Les vitraux de la jolie petite église Saint-Bernard-du-Mont-Blanc, au cœur de Chamonix, en Haute-Savoie, datent de 1925. Loin des images pieuses habituelles, ils forment une sorte de bande dessinée où des skieurs et un bobsleigh dévalent les pistes, et où des guides, bonnets rouges et guêtres bandelées, gravissent la montagne en ouvrant la voie à un touriste élégant, que l’on suppose anglais, en costume bleu et feutre vert. Sur le parvis même de l’église, voici le bureau des guides. Tous les 15 août, la bénédiction des cordes et des piolets reste le moment le plus important de leur fête annuelle.
Pour une balade au Buet, dans le vallon de Bérard, le soleil est de retour. La forêt d’épicéas est splendide sous l’épaisse couche de neige scintillante.
Cet été, la fête était encore plus belle puisque la Compagnie des guides de Chamonix célébrait ses 200 ans. Covid oblige, l’année 2021 avait pourtant mal commencé. L’hiver dernier, faute de remontées mécaniques, de nombreux skieurs avaient renoncé à la montagne. Heureusement, ceux qui étaient venus avaient envie de découvrir d’autres activités. Paradoxalement, ce fut une bénédiction (une de plus !) pour la Compagnie, l’occasion unique pour cette institution, qui rassemble des guides de haute montagne – pour les sorties en milieu glaciaire, en ski de randonnée ou en alpinisme – et des accompagnateurs en montagne – proposant des sorties naturalistes en raquettes –, de faire découvrir la montagne à des non-initiés.
La météo annonce « grand mauvais », mais il fait juste mauvais ce matin-là.

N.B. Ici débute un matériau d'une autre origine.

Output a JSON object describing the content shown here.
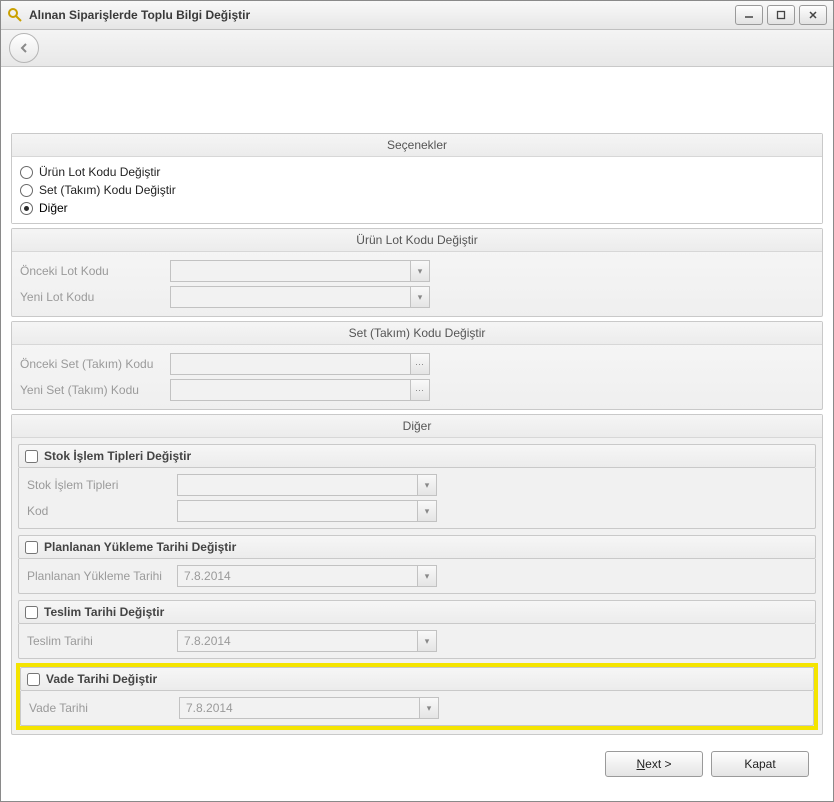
{
  "window": {
    "title": "Alınan Siparişlerde Toplu Bilgi Değiştir"
  },
  "options": {
    "header": "Seçenekler",
    "r1": "Ürün Lot Kodu Değiştir",
    "r2": "Set (Takım) Kodu Değiştir",
    "r3": "Diğer",
    "selected": "r3"
  },
  "lot": {
    "header": "Ürün Lot Kodu Değiştir",
    "prev_label": "Önceki Lot Kodu",
    "new_label": "Yeni Lot Kodu",
    "prev_value": "",
    "new_value": ""
  },
  "set": {
    "header": "Set (Takım) Kodu Değiştir",
    "prev_label": "Önceki Set (Takım) Kodu",
    "new_label": "Yeni Set (Takım) Kodu",
    "prev_value": "",
    "new_value": ""
  },
  "other": {
    "header": "Diğer",
    "stok": {
      "chk_label": "Stok İşlem Tipleri Değiştir",
      "tip_label": "Stok İşlem Tipleri",
      "kod_label": "Kod",
      "tip_value": "",
      "kod_value": ""
    },
    "plan": {
      "chk_label": "Planlanan Yükleme Tarihi Değiştir",
      "date_label": "Planlanan Yükleme Tarihi",
      "date_value": "7.8.2014"
    },
    "teslim": {
      "chk_label": "Teslim Tarihi Değiştir",
      "date_label": "Teslim Tarihi",
      "date_value": "7.8.2014"
    },
    "vade": {
      "chk_label": "Vade Tarihi Değiştir",
      "date_label": "Vade Tarihi",
      "date_value": "7.8.2014"
    }
  },
  "footer": {
    "next_prefix": "N",
    "next_suffix": "ext >",
    "close": "Kapat"
  }
}
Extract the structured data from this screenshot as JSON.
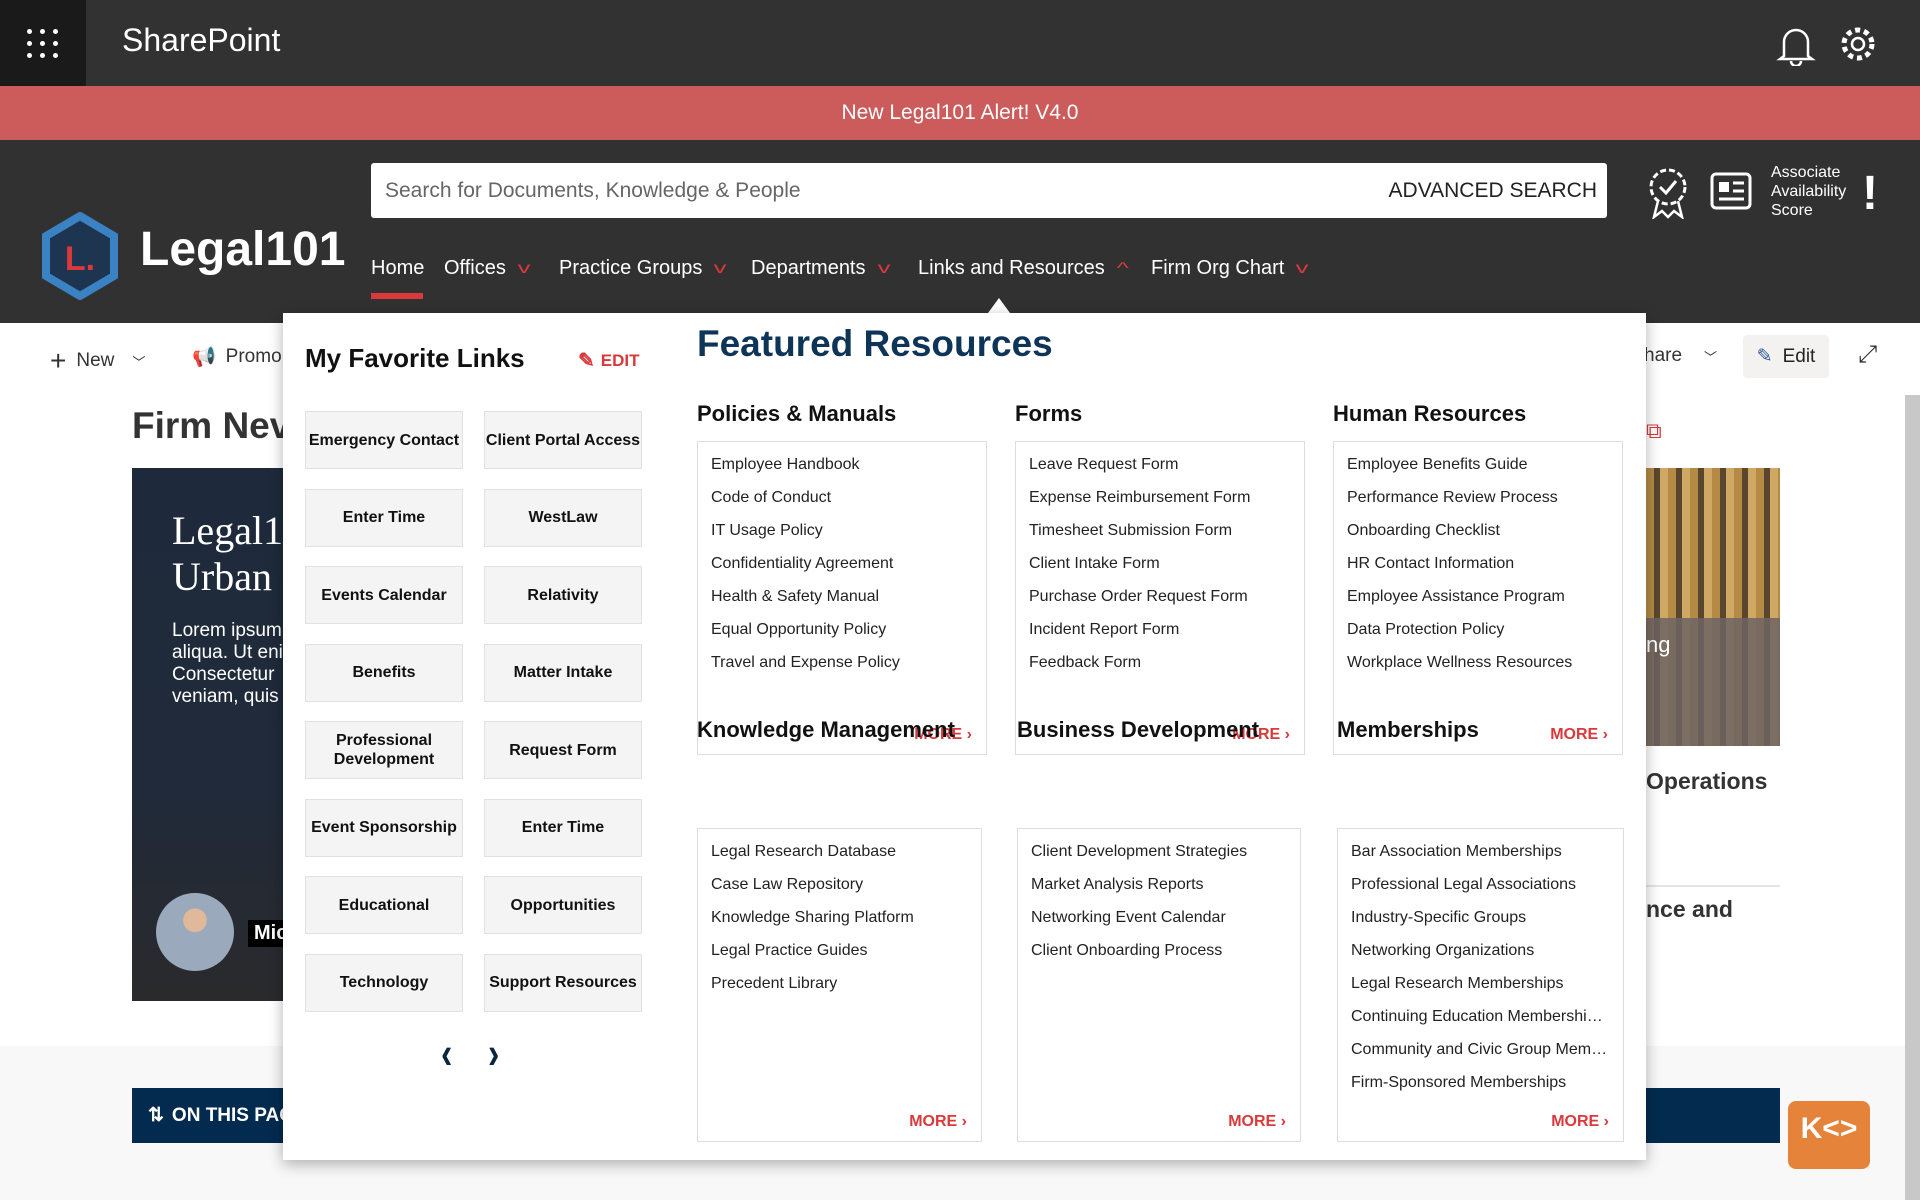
{
  "app": {
    "title": "SharePoint",
    "waffle_icon": "app-launcher-icon",
    "bell_icon": "bell-icon",
    "gear_icon": "gear-icon"
  },
  "alert": {
    "text": "New Legal101 Alert! V4.0",
    "color": "#cc5b5b"
  },
  "brand": {
    "name": "Legal101",
    "logo_letter": "L",
    "logo_color": "#3b82c4"
  },
  "search": {
    "placeholder": "Search for Documents, Knowledge & People",
    "advanced": "ADVANCED SEARCH"
  },
  "header_tools": {
    "score_label": "Associate Availability Score",
    "score_line1": "Associate",
    "score_line2": "Availability",
    "score_line3": "Score",
    "alert_mark": "!"
  },
  "nav": [
    {
      "label": "Home",
      "active": true
    },
    {
      "label": "Offices"
    },
    {
      "label": "Practice Groups"
    },
    {
      "label": "Departments"
    },
    {
      "label": "Links and Resources",
      "open": true
    },
    {
      "label": "Firm Org Chart"
    }
  ],
  "commandbar": {
    "new": "New",
    "promote": "Promo",
    "share": "hare",
    "edit": "Edit"
  },
  "page": {
    "section_title": "Firm Nev",
    "card_title_1": "Legal1(",
    "card_title_2": "Urban",
    "card_body": [
      "Lorem ipsum",
      "aliqua. Ut eni",
      "Consectetur",
      "veniam, quis"
    ],
    "author": "Mic",
    "right_card_overlay": "ng",
    "right_title_1": "Operations",
    "right_title_2": "nce and",
    "on_this_page": "ON THIS PAG"
  },
  "favorites": {
    "title": "My Favorite Links",
    "edit": "EDIT",
    "links": [
      "Emergency Contact",
      "Client Portal Access",
      "Enter Time",
      "WestLaw",
      "Events Calendar",
      "Relativity",
      "Benefits",
      "Matter Intake",
      "Professional Development",
      "Request Form",
      "Event Sponsorship",
      "Enter Time",
      "Educational",
      "Opportunities",
      "Technology",
      "Support Resources"
    ]
  },
  "featured": {
    "title": "Featured Resources",
    "more": "MORE",
    "sections": [
      {
        "title": "Policies & Manuals",
        "items": [
          "Employee Handbook",
          "Code of Conduct",
          "IT Usage Policy",
          "Confidentiality Agreement",
          "Health & Safety Manual",
          "Equal Opportunity Policy",
          "Travel and Expense Policy"
        ]
      },
      {
        "title": "Forms",
        "items": [
          "Leave Request Form",
          "Expense Reimbursement Form",
          "Timesheet Submission Form",
          "Client Intake Form",
          "Purchase Order Request Form",
          "Incident Report Form",
          "Feedback Form"
        ]
      },
      {
        "title": "Human Resources",
        "items": [
          "Employee Benefits Guide",
          "Performance Review Process",
          "Onboarding Checklist",
          "HR Contact Information",
          "Employee Assistance Program",
          "Data Protection Policy",
          "Workplace Wellness Resources"
        ]
      },
      {
        "title": "Knowledge Management",
        "items": [
          "Legal Research Database",
          "Case Law Repository",
          "Knowledge Sharing Platform",
          "Legal Practice Guides",
          "Precedent Library"
        ]
      },
      {
        "title": "Business Development",
        "items": [
          "Client Development Strategies",
          "Market Analysis Reports",
          "Networking Event Calendar",
          "Client Onboarding Process"
        ]
      },
      {
        "title": "Memberships",
        "items": [
          "Bar Association Memberships",
          "Professional Legal Associations",
          "Industry-Specific Groups",
          "Networking Organizations",
          "Legal Research Memberships",
          "Continuing Education Membershi…",
          "Community and Civic Group Mem…",
          "Firm-Sponsored Memberships"
        ]
      }
    ]
  },
  "colors": {
    "accent_red": "#d9393b",
    "navy": "#0e3557",
    "header_dark": "#323131",
    "chat_orange": "#e5833b"
  }
}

Tristan Knoertzer, membre de la Compagnie des guides de Chamonix, guide de haute montagne et chef de projet des 200 ans, sera notre initiateur pour une première expérience de ski de randonnée. A cinq minutes du centre de Chamonix, nous ajustons nos peaux de phoque sous le Brévent, face à la piste des Nants. Nous sommes à 1 200 mètres, et nous allons monter en zigzaguant jusqu’à 1 700. Pendant l’ascension, qui promet d’être longue, Tristan Knoertzer explique comment fonctionne la compagnie.
« C’est un long parcours pour devenir guide de haute montagne, lance-t-il. Jeune, tu commences comme renfort – tu prends le travail qui reste. Le guide chef te teste comme ça pendant deux ans. Puis tu dois demander par courrier à devenir renfort prioritaire, et plus tard encore stagiaire. » Puis le comité directionnel de la compagnie vote, en fonction de dix-sept critères, notamment le savoir-faire, le savoir-être, la connaissance et l’implication du candidat dans le tissu social de la vallée.